Lucas se quedó a su lado, asegurándose de que terminara su paleta antes de salir corriendo a jugar.

Viendo a Lucas y Dorian divirtiéndose tanto juntos, Ella secretamente exhaló un suspiro de alivio.

Quizás, incluso en su ausencia, su pequeño no se sentiría demasiado triste.

Después de todo, todavía era tan joven y tan aficionado a la comida.

Mientras hubiera buena comida, podría entretenerse fácilmente.

Si todo salía bien, volvería con Elias y podrían reanudar su vida feliz juntos.

—¡Abuelo, ven a atraparme!

Jajaja…

¡Abuelo, no puedes atraparme!

—exclamó Dorian.

—El abuelo está viejo y cansado.

Dorian, baja la velocidad y espérame —replicó el abuelo con cansancio.

—¡De ninguna manera!

Abuelo, ¡estás haciendo trampa!

¡Sé que estás engañándome!

—respondió Dorian, entre risas continuadas.

La risa de Dorian resonó por el aire, y luego se volteó hacia Ella—.

¡Mamá, ven a jugar conmigo también!

¡Mi pato puede caminar!

¡Date prisa!

Ella dejó su teléfono.

Esta podría ser la última vez que podría jugar con su hijo.
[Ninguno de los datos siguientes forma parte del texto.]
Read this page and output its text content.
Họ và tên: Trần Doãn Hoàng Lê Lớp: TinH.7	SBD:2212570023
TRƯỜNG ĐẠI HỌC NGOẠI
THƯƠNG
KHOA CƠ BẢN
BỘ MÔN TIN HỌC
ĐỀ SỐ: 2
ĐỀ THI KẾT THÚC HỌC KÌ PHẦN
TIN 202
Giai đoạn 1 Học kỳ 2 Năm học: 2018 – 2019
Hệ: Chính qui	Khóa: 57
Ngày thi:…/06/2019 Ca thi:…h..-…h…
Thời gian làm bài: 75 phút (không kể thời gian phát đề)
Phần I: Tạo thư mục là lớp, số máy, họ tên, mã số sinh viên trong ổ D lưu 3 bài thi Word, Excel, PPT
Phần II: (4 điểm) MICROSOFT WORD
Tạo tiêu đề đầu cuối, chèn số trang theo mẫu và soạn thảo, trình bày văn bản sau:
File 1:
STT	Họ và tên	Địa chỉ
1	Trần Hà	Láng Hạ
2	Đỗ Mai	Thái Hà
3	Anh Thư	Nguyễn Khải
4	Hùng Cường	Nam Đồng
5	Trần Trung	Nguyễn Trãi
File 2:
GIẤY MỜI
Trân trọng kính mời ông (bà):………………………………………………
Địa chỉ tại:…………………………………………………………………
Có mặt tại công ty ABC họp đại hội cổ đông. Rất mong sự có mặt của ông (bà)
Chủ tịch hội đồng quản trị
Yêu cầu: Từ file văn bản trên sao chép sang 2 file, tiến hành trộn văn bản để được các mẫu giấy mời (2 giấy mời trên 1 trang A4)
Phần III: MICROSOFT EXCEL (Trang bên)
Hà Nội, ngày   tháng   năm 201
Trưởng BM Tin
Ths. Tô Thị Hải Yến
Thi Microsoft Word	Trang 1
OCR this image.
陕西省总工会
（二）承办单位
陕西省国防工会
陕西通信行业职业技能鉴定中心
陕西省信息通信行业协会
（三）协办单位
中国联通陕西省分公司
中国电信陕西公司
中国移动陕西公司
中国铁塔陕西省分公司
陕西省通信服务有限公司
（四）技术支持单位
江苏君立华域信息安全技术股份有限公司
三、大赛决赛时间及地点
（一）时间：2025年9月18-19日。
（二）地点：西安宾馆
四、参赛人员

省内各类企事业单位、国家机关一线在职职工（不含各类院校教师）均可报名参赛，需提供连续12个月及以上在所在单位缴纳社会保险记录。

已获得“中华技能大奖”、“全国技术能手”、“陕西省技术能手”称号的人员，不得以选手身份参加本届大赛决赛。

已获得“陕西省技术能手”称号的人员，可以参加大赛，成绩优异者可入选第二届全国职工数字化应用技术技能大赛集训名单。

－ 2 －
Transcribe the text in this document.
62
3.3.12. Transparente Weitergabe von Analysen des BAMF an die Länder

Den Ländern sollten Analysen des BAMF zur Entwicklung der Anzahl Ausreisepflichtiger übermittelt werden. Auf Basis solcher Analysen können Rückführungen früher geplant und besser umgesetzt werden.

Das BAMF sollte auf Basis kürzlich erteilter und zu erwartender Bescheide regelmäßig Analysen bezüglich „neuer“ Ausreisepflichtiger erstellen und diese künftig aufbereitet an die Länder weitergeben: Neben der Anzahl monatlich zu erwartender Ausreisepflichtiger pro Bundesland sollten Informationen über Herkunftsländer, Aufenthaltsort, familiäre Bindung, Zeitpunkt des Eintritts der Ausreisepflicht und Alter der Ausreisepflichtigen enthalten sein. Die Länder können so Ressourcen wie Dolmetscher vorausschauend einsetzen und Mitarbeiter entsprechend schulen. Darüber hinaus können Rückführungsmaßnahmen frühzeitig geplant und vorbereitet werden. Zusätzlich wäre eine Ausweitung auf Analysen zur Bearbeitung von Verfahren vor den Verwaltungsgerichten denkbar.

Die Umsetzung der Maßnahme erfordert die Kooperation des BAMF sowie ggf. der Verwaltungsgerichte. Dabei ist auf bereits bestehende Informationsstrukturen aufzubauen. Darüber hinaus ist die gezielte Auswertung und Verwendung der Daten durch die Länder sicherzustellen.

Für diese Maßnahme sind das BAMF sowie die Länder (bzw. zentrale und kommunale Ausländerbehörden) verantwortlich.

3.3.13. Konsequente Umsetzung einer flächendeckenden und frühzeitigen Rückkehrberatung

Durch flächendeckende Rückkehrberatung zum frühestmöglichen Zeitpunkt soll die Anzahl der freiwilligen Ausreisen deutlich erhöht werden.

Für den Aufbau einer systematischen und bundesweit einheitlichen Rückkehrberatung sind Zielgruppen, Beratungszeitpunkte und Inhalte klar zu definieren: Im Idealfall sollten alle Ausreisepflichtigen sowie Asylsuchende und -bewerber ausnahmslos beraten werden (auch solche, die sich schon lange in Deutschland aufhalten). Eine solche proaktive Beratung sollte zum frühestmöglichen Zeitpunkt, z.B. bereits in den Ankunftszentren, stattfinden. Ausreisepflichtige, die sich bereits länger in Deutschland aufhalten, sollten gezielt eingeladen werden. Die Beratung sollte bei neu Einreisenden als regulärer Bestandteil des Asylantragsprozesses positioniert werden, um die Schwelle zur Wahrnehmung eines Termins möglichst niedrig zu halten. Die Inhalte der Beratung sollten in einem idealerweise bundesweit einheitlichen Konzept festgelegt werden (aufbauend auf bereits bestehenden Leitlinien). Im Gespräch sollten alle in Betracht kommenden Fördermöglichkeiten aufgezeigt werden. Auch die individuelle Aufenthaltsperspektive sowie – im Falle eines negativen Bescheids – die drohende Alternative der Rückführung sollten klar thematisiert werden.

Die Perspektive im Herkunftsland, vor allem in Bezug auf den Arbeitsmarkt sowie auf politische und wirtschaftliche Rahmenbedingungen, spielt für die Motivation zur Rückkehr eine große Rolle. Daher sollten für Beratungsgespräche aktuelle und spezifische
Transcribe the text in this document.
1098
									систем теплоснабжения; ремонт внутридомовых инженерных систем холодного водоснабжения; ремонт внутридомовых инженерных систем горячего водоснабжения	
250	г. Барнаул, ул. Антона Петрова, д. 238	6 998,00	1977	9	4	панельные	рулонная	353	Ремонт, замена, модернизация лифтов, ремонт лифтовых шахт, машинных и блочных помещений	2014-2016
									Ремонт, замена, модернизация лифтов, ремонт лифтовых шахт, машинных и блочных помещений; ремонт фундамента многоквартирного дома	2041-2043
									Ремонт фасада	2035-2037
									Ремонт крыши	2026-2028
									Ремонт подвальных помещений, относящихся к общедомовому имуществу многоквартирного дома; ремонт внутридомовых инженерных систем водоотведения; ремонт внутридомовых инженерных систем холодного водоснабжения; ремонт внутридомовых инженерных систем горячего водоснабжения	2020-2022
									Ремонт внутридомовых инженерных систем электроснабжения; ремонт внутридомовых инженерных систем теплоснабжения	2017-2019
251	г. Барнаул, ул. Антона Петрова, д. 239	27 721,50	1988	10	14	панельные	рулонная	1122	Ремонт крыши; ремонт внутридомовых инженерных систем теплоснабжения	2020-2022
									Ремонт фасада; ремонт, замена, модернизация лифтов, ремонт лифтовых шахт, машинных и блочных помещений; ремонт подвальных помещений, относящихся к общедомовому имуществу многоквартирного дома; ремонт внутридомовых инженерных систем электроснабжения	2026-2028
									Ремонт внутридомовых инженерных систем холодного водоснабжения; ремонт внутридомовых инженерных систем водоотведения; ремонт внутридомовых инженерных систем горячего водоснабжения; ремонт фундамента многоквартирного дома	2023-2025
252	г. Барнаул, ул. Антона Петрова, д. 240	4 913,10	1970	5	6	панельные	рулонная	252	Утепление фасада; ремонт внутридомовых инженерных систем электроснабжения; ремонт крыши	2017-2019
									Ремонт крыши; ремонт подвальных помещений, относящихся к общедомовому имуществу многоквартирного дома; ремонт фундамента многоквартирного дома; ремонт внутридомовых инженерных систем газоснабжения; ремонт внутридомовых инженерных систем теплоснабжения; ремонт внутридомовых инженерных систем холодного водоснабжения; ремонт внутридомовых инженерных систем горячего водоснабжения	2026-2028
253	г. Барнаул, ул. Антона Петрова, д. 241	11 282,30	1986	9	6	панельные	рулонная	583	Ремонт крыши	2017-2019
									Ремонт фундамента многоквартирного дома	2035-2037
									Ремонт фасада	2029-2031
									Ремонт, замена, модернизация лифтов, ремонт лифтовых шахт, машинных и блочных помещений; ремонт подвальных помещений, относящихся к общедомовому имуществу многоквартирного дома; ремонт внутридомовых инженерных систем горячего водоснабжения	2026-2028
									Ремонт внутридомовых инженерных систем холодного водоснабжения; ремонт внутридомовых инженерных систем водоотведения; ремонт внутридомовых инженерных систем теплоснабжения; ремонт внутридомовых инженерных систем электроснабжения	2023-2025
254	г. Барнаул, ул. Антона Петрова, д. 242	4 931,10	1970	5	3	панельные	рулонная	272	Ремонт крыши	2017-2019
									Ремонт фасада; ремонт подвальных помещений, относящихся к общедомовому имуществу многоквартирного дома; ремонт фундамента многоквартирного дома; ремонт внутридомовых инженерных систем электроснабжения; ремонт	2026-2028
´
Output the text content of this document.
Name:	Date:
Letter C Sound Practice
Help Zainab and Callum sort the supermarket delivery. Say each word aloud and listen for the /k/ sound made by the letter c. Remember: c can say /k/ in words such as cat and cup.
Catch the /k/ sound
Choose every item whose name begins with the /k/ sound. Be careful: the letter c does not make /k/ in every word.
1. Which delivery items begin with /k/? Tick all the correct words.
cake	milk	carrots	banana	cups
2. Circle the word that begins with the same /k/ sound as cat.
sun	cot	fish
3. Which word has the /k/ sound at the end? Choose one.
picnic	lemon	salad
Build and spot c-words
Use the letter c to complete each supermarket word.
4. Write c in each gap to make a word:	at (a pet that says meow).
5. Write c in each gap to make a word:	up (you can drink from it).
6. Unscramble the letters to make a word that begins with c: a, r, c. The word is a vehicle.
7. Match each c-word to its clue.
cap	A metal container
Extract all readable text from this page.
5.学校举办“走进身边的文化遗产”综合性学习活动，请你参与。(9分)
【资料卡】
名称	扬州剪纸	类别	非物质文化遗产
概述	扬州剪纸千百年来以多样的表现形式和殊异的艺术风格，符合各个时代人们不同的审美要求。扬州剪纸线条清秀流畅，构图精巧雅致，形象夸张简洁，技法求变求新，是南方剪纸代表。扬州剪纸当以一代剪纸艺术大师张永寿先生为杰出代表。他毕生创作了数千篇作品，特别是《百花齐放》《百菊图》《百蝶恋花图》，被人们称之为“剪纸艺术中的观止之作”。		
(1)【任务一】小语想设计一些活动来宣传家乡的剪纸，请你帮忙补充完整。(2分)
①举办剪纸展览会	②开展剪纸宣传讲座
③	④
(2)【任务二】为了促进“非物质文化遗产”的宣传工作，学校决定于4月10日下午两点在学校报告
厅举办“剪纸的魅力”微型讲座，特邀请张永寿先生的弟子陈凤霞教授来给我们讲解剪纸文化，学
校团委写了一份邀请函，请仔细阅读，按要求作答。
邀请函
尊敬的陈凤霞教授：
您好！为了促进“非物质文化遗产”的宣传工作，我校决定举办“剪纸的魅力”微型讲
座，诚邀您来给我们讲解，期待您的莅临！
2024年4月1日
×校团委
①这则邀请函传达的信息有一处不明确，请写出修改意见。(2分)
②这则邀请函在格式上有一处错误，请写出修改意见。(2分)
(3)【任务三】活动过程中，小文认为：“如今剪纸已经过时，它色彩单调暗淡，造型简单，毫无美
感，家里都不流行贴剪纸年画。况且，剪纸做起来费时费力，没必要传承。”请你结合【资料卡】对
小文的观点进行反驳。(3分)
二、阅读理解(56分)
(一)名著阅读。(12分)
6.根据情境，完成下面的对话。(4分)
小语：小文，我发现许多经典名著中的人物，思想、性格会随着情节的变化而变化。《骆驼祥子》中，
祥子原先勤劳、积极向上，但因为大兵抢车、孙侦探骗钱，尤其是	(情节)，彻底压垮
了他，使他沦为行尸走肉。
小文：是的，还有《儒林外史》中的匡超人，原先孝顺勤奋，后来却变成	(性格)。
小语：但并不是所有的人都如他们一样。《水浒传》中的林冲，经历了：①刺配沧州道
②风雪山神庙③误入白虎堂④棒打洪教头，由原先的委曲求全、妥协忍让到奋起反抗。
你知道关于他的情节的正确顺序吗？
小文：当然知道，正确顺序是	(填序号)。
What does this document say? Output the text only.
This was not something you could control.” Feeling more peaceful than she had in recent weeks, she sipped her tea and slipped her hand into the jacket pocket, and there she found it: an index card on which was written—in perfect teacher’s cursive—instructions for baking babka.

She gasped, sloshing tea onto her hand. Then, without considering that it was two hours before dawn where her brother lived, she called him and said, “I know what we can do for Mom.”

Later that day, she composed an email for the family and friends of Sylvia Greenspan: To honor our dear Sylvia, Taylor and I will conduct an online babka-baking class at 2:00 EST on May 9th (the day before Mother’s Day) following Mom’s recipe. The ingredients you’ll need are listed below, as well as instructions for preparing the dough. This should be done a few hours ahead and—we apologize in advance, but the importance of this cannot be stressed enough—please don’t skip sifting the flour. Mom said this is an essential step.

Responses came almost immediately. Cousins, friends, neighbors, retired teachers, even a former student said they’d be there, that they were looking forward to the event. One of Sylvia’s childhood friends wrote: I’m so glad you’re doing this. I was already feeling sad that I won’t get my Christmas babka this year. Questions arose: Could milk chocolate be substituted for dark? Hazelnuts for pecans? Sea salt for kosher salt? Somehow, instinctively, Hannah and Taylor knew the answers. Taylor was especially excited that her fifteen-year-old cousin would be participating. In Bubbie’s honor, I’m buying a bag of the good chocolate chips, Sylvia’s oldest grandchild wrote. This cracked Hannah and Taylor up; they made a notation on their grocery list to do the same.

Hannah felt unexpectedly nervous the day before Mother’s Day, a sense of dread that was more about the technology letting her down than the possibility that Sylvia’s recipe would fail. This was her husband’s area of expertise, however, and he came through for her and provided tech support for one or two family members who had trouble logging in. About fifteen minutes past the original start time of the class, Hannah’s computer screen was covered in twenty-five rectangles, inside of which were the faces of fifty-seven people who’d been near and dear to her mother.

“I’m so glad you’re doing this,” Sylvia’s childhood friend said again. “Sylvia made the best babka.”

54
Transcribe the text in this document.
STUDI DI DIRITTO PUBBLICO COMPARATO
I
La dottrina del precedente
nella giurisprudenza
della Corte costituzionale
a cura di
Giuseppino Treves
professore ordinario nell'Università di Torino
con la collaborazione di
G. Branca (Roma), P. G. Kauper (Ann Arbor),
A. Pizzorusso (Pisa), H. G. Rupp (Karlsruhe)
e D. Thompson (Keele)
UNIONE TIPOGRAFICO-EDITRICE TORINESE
Se unió al juego, y Dorian estaba emocionado de tener a su mamá a su lado.

Su felicidad era contagiosa.

Ella tomó innumerables fotos con él, esperando que no fueran sus últimos recuerdos juntos.

Esa noche, Eric no regresó a la habitación hasta pasadas las diez.

Cuando entró, encontró a Ella mirando fijamente su computadora portátil.

—¿Qué pasa?

¿Todavía no duermes?

—preguntó.

Ella salió de su ensimismamiento, un atisbo de inquietud cruzando su rostro.

Cerró la computadora portátil y le dio una sonrisa tenue—.

Sí, todavía no he dormido.

¿Cómo podría dormir con tanto en juego?

Durante las últimas dos noches, tanto ella como Eric apenas habían cerrado los ojos, sus mentes constantemente alerta.

Eric se sentó a su lado, la cama se hundió ligeramente bajo su peso.

Su mano fría buscó la de ella, y su expresión gentil estaba teñida de dolor.

Se inclinó y le dio un suave beso en los labios apretados—.

¿Quieres tomar un baño juntos?

Ella negó con la cabeza—.

Ya lo hice.

¿Ves?

Estoy en pijamas.

Eric estudió su rostro, notando lo tranquila que parecía.

La preocupación ansiosa que una vez se cernía entre sus cejas había desaparecido por completo.